If we look at the global map of women in computing you can tell that
the number of women in computing is totally dependent on the society
that they live in: http://www.womenincomputingglobally.com/ . Note
that the number for Australia is from 2002 and it has got lower since.
Again: you don't regard this as a problem?
On Thu, Feb 24, 2011 at 1:00 PM, <david at davidnewall.com> wrote:
> Hi James,
> Affirmative action policies indeed do seek the minority when all else is equal, but the practice is different. Can we agree that no two candidates are equal? If so, then there should never be an occasion to refer to the policy. As we know people have been selected based on policy, logically we must conclude that the best candidate did not always win.
> My reference to affirmative action was not designed to derail the topic, but to put background to my position. I'm happy to agree to disagree if you find fault with my take on these policies.
> Do I think have no problem with the current balance between the sexes? (N.B. Words have gender; people have a sex.) Yes, I am unbothered by it. Sex (I claim) makes no difference to programming ability and I'm comfortable if women prefer other ways to spend their time.
> At risk of repeating myself, I think computing won't benefit from convincing people to join the profession. That way risks attracting more hopeless cases; the one's who belong here will come of their own accord. I understand you see the issue differently, but your comments about "push back" and being "dumped upon" don't resonate with me. This is an industry with almost no barrier to entry. The hardest parts are the cognitive and interpretive efforts. Effort is needed to understand what customers want, what they need, and to explain the differences. More and harsher "dumping" will be received from customers having poor understanding of their own needs, and of effort required to satisfy those needs, than from the experience of entering the industry.
> Also, my greatest success was seeing a person become a chef after asking for advice on computing. Aside from the questions I previously intimated, I also asked him what he really wanted to do. It was to cook.

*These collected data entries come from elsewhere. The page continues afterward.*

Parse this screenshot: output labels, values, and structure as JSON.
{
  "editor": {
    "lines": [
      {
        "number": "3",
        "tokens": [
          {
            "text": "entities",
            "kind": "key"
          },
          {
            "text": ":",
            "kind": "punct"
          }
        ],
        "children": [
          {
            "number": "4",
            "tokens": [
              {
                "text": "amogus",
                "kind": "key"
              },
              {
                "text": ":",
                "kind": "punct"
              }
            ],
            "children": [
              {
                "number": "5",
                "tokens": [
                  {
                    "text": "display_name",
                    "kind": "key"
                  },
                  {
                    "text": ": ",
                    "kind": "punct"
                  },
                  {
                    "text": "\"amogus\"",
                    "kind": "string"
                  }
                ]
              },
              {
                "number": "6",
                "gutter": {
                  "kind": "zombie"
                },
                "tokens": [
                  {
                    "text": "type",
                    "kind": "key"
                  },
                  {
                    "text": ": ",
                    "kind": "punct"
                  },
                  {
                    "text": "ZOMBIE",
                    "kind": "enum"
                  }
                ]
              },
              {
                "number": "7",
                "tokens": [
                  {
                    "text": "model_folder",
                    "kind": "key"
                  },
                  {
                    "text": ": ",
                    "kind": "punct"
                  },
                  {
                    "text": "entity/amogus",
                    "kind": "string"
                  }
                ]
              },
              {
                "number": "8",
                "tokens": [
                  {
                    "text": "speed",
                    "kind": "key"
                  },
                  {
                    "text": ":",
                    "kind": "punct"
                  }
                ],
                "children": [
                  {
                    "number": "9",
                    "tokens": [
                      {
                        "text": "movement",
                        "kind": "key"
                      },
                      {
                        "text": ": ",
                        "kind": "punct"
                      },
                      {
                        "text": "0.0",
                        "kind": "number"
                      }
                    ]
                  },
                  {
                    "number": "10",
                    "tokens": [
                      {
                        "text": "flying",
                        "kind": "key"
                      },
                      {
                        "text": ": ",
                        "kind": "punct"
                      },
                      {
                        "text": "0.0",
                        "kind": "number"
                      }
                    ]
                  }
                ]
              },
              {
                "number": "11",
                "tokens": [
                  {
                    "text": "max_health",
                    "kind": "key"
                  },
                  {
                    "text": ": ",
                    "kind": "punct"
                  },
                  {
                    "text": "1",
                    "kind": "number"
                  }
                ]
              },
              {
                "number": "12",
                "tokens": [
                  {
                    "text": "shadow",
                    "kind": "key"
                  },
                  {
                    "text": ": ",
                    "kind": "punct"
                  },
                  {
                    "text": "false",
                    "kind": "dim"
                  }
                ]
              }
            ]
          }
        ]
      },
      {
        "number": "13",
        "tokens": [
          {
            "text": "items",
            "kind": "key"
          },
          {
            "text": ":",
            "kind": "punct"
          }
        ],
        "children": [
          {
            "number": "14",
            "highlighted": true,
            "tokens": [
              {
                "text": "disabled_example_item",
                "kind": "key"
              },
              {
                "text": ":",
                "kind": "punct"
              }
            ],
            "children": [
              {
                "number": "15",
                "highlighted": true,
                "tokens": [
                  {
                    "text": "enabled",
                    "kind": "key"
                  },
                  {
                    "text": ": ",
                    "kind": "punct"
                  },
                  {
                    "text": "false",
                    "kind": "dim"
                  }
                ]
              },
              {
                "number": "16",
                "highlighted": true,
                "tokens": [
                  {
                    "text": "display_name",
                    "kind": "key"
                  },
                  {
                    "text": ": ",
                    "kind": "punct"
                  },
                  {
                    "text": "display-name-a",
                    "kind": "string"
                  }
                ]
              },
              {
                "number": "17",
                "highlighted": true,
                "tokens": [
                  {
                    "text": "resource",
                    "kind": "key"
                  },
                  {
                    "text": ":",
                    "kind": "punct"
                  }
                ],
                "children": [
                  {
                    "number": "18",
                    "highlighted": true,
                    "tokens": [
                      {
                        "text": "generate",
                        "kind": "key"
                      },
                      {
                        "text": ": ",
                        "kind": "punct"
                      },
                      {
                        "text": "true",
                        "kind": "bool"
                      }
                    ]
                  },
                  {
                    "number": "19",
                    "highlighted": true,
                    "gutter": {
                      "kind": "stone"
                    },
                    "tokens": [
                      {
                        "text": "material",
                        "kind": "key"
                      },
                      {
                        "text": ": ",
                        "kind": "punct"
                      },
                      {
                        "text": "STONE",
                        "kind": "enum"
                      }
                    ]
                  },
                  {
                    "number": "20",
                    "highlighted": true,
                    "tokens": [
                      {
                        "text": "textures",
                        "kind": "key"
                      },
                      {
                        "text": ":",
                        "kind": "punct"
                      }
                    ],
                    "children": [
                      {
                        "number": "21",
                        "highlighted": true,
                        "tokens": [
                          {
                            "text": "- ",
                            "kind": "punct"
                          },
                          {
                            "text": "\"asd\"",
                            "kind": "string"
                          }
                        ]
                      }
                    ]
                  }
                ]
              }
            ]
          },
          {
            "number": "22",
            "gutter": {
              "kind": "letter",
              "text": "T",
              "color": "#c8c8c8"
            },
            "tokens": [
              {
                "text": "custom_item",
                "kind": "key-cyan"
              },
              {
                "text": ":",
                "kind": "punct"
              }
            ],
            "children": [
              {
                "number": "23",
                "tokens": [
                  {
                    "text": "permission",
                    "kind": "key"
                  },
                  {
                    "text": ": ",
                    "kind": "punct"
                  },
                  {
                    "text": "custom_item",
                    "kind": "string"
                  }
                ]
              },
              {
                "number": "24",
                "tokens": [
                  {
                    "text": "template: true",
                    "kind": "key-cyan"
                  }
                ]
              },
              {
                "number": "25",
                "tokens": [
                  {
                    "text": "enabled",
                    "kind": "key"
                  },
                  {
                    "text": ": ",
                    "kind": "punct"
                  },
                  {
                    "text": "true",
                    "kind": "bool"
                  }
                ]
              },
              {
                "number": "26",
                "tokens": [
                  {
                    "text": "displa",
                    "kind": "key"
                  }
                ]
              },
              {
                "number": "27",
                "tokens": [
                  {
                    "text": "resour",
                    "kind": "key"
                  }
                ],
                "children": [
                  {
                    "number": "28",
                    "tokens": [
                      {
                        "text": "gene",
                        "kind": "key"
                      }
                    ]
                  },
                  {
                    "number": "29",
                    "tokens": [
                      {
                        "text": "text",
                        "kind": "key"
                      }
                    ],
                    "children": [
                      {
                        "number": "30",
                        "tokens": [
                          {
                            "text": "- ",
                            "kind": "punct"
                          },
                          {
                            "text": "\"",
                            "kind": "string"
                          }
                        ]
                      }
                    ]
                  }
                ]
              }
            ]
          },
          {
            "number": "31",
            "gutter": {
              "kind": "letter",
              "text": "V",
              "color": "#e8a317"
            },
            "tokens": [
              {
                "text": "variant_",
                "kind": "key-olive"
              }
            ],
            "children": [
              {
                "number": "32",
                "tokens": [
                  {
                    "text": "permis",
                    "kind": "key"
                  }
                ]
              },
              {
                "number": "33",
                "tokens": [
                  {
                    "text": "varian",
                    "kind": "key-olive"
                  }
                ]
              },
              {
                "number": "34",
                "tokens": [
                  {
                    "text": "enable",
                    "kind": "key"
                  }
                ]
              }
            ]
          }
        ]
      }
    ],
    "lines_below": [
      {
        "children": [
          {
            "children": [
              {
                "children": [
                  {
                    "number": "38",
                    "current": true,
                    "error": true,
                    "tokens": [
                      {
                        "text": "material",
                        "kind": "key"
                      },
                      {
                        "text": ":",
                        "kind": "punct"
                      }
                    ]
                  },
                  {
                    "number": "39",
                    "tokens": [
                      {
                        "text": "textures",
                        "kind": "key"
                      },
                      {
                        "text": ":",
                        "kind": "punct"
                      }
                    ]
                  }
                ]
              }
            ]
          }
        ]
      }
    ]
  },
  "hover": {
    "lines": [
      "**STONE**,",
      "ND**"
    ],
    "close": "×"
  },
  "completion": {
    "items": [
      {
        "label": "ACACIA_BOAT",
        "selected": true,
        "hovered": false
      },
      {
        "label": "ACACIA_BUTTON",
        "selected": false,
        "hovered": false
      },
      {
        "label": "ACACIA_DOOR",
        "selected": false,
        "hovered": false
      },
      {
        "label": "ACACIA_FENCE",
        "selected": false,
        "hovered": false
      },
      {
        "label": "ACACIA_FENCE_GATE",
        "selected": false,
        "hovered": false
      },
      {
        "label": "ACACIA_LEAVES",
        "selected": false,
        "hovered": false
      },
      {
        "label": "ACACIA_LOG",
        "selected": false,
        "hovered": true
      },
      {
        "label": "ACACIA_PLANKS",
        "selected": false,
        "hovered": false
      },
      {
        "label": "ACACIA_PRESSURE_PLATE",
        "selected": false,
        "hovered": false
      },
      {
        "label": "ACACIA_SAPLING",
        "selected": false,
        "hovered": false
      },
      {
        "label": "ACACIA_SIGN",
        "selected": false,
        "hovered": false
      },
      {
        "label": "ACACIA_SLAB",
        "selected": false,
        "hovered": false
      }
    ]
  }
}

> You made a comment that I'd like you to expand upon. It was after you said that the Ada Initiative had the goal of encouraging people, regardless of sex (which it explicitly does not have.) You implied that the community interacts differently according to sex. Assuming you really meant a general reaction, rather than a tiny minority of individuals, in what way are women treated differently?
> Finally, I'd like to reiterate my intention to not pre-judge the initiatives results. Regardless of whether or not I hold their goal to be worthy, the results they achieve will depend upon them. It is within their power to affect the number of women in the industry and, to be clear, I make no prediction of the result.